Pardon de Dieu, pardon des hommes

4e table ronde interreligieuse : « pardon de Dieu, pardon des hommes » (2008)

L’offense engendre l’amertume, le ressentiment. Du ressentiment naît le désir de laver l’affront, de se venger. C’est par ressentiment qu’Abel tua son frère Caïn, devenant ainsi le premier assassin de notre Histoire.

Pour atténuer la spirale de la violence, à défaut de la supprimer, la Torah a instauré une sorte de réglementation : la Loi du Talion, dont trop souvent on n’a retenu que la formule choc « œil pour œil, dent pour dent ». Encore aujourd’hui, beaucoup croient que c’est une Loi de violence, alors qu’elle constitue un progrès notable. Loin de toute idée de vengeance, elle a créé un système d’amendes de composition pour réparer le dommage causé : « pour un œil, tu paieras le prix d’un œil », ni plus ni moins. (Exode 21, 22-30).

La Torah interdit la rancune et la vengeance : « Tu ne haïras point ton frère en ton cœur ». Elle va plus loin en édictant « Tu aimeras ton prochain comme toi-même ». Pour se libérer du ressentiment et, par suite, du désir de vengeance, l’homme dispose d’un pouvoir : le pardon, qu’il peut demander et qu’il peut accorder.

De même que le repentir, la justice et la réparation, le pardon est l’un des concepts centraux du judaïsme. « Dieu a créé le pardon pour que Sa Création n’échoue pas », dit le Talmud. Le pardon est si important qu’il fait partie de la liturgie quotidienne et que Dieu lui a réservé un jour spécial, le Yom Kippour, appelé aussi le Jour des expiations, plus connu sous l’expression de Grand Pardon. « Il y aura pour vous convocation sainte et vous ne ferez aucun travail, car c’est un jour d’expiation, destiné à vous réhabiliter devant Dieu » ; « Et vous mortifierez vos âmes » (Lévitique, Nombres) C’est une loi perpétuelle, dit la Torah.

Le péché constituant une souillure, nous devons en être purifiés.
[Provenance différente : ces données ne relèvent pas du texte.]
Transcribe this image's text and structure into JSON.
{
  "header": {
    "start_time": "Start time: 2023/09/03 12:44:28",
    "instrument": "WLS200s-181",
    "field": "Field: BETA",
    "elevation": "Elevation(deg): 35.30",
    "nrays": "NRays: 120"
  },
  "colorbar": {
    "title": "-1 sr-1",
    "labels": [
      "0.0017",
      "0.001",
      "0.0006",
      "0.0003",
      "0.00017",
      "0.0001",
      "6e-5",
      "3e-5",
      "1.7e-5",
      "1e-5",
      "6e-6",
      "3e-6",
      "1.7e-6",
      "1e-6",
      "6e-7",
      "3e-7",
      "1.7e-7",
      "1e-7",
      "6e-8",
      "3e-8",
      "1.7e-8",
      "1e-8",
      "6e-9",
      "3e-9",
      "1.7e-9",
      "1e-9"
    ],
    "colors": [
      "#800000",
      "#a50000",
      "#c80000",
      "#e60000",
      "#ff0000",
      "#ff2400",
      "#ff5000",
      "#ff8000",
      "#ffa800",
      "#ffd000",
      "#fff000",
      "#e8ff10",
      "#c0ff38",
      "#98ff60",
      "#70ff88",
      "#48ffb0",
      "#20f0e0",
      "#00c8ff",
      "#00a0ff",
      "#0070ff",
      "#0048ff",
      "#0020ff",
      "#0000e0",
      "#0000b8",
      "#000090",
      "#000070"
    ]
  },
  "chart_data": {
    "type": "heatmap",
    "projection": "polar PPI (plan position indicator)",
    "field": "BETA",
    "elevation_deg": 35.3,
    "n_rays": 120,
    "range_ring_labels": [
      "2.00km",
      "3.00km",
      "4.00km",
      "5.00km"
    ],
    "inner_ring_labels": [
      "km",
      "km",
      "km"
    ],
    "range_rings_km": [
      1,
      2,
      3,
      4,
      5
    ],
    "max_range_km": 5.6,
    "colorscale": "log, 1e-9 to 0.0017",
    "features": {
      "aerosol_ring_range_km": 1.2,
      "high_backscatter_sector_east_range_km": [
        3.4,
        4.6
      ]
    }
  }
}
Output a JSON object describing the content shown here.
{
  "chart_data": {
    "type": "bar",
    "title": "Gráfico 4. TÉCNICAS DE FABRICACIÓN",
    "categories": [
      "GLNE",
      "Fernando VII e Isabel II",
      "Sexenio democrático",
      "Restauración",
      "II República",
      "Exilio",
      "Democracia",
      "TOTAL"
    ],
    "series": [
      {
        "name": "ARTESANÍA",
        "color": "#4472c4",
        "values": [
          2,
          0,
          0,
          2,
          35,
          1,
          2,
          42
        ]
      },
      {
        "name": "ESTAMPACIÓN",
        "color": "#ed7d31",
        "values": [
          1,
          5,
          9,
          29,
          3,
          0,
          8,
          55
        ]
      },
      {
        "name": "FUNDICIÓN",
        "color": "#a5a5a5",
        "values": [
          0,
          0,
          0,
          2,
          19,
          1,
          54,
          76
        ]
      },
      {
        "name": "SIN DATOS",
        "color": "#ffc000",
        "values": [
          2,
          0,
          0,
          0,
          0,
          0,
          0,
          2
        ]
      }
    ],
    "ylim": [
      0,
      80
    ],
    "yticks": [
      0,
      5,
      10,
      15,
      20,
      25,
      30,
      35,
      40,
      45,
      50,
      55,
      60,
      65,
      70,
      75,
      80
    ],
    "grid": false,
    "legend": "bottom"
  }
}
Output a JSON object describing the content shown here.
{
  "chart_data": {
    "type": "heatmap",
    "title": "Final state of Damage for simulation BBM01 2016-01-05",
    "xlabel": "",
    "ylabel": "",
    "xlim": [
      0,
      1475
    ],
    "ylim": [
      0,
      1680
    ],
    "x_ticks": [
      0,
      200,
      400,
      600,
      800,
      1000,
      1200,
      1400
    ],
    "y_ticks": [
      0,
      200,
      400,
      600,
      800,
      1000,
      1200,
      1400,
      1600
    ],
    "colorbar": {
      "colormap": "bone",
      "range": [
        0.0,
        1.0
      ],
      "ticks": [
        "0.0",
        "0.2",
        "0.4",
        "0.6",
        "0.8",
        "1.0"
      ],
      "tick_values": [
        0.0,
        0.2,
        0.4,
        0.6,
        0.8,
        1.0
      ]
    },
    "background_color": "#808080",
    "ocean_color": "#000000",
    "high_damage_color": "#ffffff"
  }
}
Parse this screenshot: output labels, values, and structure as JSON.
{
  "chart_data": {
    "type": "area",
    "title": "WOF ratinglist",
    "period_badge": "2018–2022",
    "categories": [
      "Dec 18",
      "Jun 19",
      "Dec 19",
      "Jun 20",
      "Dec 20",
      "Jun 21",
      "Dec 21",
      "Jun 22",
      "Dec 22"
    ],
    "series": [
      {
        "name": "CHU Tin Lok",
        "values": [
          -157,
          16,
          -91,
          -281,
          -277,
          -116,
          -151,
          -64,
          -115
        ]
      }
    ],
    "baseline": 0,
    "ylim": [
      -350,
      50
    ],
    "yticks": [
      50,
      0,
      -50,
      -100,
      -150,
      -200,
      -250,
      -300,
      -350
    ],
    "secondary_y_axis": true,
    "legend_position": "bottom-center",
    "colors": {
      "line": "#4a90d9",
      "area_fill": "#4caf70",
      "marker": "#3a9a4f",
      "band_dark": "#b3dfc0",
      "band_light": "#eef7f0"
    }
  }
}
Pour y parvenir et donc revenir vers Dieu, en ayant obtenu de Lui le pardon de ses fautes, chacun, tout au long d’un jeûne rigoureux de 25 heures, doit se repentir, en suivant les trois phases décrites par Maimonide, un grand Maître de la Synagogue du XIIe siècle : reconnaître ses transgressions, déclarer son repentir par un processus de confession collective, et faire expiation devant Dieu afin d’obtenir son pardon. Car « L’Eternel [est] tout puissant, clément, miséricordieux, tardif à la colère, plein de bienveillance et d’équité. »

Cependant, est-il est précisé, il s’agit uniquement des fautes commises devant Dieu. Concernant celles commises à l’égard de son prochain, chacun est invité à se réconcilier avec lui. Le pardon est donc une démarche exigeante, qui engage la responsabilité, nul ne pouvant se substituer à autrui. Cela ne constitue nullement la reconnaissance d’une faute personnelle à travers une faute collective ; ce n’est jamais une invitation à une culpabilisation collective. Il s’agit, à travers la démarche commune de tout le Peuple d’Israël, de manifester une solidarité réciproque sans faille, dans la faute comme dans le bien.

Si, pour le judaïsme, Kippour pardonne les fautes commises envers Dieu et non celles commises envers autrui, ces deux catégories de fautes sont pourtant indissociables car « porter atteinte à un être humain, c’est porter atteinte à l’image de Dieu que l’Homme porte en lui ».

Mais peut-on tout pardonner ? Peut-on pardonner l’irréparable ? Pour les juifs, ce sont là des questions récurrentes, qu’ils se sont posées avec encore plus d’acuité ces dernières décennies après avoir découvert les horreurs de la Shoa. S’il est admis que le passé ne peut être réparé, concernant le pardon, certaines voix estiment que c’est justement l’impardonnable qu’il faut pardonner ; d’autres, surtout les victimes rescapées, sont d’un avis contraire : il ne peut y avoir de pardon pour l’impardonnable. L’opinion générale est que nul ne peut pardonner pour le crime commis contre un autre ; seul l’offensé, la victime, le peut. « Dieu Lui-même ne peut pardonner que les fautes commises contre Lui ».

On ne peut aimer Dieu que si on aime l’homme et on ne peut aimer l’Homme sans aimer Dieu, ont dit nos Sages. C’est pourquoi, chaque jour, dans ses prières, le juif croyant doit faire repentance, demander pardon pour les fautes qu’il a pu commettre et pardonner à ceux, connus ou inconnus, qui l’ont offensé.